The mention of keys belonging to agents naturally raises the question of DID Docs and the things they contain. How do they relate to our notaiton? DIDs are designed to be URIs, and items that carry an id property within a DID Doc can be referenced with standard URI fragment notation. This allows someone, for example, to refer to the first public key used by one of the agents owned by Alice with a notation like: did:sov:VUrvFeWW2cPv9hkNZ2ms2a;#key1.

This notation is important and useful, but it is somewhat orthogonal to the concerns of this HIPE. In the context of SSI notation, we are not DID-centric; we are owner centric, and owners are identified by a single capital alpha instead of by their DID. This helps with brevity. It lets us ignore the specific DID value and instead focus on the higher level semantics; compare:

{A.did@A:B}/B --> B

...to:

did:sov:PXqKt8sVsDu9T7BpeNqBfe sends its DID for did:sov:6tb15mkMRagD7YA3SBZg3p to did:sov:6tb15mkMRagD7YA3SBZg3p, using the agent possessing did:sov:PXqKt8sVsDu9T7BpeNqBfe;#key1 to encrypt with the corresponding signing key.
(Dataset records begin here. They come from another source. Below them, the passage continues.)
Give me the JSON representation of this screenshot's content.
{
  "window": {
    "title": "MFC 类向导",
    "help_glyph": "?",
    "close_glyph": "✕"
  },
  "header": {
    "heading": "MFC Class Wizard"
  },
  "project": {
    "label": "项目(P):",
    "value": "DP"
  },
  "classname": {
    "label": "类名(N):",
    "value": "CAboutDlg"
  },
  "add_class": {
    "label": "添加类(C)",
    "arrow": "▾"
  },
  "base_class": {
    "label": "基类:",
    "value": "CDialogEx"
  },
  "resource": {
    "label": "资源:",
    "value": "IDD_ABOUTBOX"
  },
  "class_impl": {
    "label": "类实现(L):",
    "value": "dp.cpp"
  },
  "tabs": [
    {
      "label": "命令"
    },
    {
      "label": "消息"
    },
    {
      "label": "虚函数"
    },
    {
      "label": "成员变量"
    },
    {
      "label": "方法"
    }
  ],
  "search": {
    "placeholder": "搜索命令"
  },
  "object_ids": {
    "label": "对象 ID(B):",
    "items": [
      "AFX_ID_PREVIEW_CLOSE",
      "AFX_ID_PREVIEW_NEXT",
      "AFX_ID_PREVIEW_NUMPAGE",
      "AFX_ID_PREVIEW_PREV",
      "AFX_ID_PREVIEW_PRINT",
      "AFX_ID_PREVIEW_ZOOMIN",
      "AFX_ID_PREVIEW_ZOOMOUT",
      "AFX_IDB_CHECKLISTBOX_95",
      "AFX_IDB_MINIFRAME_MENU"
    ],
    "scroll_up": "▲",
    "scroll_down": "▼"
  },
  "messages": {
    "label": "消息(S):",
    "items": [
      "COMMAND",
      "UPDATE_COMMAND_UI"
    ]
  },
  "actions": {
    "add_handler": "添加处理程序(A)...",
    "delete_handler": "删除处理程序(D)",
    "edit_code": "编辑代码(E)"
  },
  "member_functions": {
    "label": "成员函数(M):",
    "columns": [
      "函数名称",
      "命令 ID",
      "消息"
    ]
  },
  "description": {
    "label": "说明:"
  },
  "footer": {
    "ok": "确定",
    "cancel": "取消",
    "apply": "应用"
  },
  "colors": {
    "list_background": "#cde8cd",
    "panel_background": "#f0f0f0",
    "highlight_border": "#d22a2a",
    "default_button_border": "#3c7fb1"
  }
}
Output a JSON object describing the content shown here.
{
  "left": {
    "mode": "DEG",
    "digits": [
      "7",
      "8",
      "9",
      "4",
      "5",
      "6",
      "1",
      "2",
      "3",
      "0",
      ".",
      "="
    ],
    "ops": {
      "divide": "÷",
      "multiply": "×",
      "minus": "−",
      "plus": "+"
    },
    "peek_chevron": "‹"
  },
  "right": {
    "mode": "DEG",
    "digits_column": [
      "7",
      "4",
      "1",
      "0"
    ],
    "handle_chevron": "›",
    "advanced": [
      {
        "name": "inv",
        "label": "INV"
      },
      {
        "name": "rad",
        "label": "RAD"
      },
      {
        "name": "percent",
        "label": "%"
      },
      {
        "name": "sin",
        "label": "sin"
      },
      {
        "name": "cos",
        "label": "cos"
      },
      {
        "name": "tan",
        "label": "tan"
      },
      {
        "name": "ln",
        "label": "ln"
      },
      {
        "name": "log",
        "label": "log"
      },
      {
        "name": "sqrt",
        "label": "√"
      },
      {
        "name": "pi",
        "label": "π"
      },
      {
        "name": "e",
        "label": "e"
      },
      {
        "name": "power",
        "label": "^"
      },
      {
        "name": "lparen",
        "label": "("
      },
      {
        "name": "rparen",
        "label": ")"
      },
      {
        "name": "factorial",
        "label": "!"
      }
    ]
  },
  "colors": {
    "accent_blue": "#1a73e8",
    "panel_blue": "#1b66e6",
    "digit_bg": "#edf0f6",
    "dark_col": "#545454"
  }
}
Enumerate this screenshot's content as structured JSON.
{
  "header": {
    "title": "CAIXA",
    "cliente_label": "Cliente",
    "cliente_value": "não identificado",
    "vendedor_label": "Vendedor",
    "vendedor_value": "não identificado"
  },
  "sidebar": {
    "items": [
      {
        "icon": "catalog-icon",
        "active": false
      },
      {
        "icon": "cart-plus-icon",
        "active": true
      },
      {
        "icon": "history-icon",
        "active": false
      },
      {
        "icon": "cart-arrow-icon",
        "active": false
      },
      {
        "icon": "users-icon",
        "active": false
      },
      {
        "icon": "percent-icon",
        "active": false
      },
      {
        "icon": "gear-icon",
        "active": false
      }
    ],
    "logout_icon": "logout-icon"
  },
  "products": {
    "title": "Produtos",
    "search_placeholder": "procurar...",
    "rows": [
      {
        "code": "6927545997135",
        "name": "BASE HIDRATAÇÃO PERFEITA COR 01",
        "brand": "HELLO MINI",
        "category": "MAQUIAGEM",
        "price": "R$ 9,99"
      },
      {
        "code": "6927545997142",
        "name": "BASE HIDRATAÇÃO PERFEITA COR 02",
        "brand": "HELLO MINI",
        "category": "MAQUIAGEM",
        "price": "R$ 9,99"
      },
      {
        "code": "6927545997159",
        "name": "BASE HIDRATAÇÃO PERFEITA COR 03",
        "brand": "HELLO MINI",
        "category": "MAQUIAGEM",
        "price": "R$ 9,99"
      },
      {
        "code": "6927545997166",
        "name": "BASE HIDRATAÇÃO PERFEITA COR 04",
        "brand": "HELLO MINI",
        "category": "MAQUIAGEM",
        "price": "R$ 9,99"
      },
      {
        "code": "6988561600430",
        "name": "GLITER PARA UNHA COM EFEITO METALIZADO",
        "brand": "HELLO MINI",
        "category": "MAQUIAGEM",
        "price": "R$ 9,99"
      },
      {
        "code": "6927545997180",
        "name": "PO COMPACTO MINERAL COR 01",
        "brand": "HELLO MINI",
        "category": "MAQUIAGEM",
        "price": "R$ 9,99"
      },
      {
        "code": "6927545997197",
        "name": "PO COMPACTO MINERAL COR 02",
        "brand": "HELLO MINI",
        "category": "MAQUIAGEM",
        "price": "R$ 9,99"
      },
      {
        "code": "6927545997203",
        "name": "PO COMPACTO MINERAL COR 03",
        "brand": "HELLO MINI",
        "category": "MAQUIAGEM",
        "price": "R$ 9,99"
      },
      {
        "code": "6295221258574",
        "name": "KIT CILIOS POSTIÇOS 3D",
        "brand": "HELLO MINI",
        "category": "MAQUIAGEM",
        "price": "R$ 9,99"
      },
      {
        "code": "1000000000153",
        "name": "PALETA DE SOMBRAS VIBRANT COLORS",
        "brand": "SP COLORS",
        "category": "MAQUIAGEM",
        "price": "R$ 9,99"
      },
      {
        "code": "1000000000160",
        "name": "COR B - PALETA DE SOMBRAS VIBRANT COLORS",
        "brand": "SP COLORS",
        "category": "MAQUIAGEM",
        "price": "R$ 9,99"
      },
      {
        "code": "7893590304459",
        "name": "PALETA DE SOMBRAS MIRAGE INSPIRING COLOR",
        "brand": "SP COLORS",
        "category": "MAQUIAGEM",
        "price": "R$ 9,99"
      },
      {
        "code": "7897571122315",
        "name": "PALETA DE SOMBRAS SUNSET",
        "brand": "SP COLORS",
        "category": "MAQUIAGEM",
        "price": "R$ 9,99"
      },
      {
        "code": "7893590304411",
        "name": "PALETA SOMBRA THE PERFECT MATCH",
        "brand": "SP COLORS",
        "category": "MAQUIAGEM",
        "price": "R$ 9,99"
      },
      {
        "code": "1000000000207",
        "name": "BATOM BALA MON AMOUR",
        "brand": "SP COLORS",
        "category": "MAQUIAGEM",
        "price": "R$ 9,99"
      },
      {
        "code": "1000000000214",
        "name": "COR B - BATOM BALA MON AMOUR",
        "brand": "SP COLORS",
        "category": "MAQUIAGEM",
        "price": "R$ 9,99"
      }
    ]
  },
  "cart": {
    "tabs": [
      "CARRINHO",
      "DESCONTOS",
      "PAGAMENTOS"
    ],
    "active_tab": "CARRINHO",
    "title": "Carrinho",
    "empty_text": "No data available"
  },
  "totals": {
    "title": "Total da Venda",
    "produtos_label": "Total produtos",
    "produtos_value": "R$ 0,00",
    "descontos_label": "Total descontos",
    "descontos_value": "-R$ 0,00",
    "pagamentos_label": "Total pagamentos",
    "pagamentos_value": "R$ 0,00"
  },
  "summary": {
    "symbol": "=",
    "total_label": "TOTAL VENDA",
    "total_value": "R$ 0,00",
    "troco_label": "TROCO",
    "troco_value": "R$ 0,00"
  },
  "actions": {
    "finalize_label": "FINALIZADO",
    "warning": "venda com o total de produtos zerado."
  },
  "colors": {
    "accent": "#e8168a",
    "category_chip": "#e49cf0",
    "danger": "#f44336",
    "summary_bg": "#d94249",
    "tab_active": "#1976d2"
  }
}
We expect DID reference notation (the verbose text above) to be relevant for concrete communication between computers, and SSI notation (the terse equivalent shown first) to be more convenient for symbolic, higher level discussions between human beings. Occasionally, we may get very specific and map SSI notation into DID notation (e.g., A.1.vk = did:sov:PXqKt8sVsDu9T7BpeNqBfe;#key1).

Counting and Iteration

Sometimes, a concept or value evolves over time. For example, a given discussion might need to describe a DID Doc or an endpoint or a key across multiple state changes. In mathematical notation, this would typically be modeled with subscripts. In our notation, we use square brackets, and we number beginning from zero. A.pk[0]@A:B would be the first pubkey used by A in the A:B relationship; A.pk[1]@A:B would be the second pubkey, and so on. Likewise, a sequence of messages could be represented with msg[0], msg[1], and msg[2].

Messages

Messages are represented as quoted string literals, or with the reserved token msg, or with kebab-case names that explain their semantics, as in cred-offer:

string-literal = %x22 c-literal %x22
kebab-char = lcase-alpha / digit
kebab-suffix = "-" 1*hint-char
kebab-msg = 1*kebab-char *kebab-suffix
message = "msg" / string-literal / kebab-msg

Negotiation Patterns

A common interaction pattern in SSI ecosystems is negotiation. It involves sequences like this:

negotiation pattern

Credential issuance follows this pattern: credential offer (step 1a) is either followed by an incompatible credential proposal (1b)--and this pair of messages repeats as needed--or by a compatible credential request (2). A credential is then issued (3). Possibly the holder of the credential acknowledges receipt (4).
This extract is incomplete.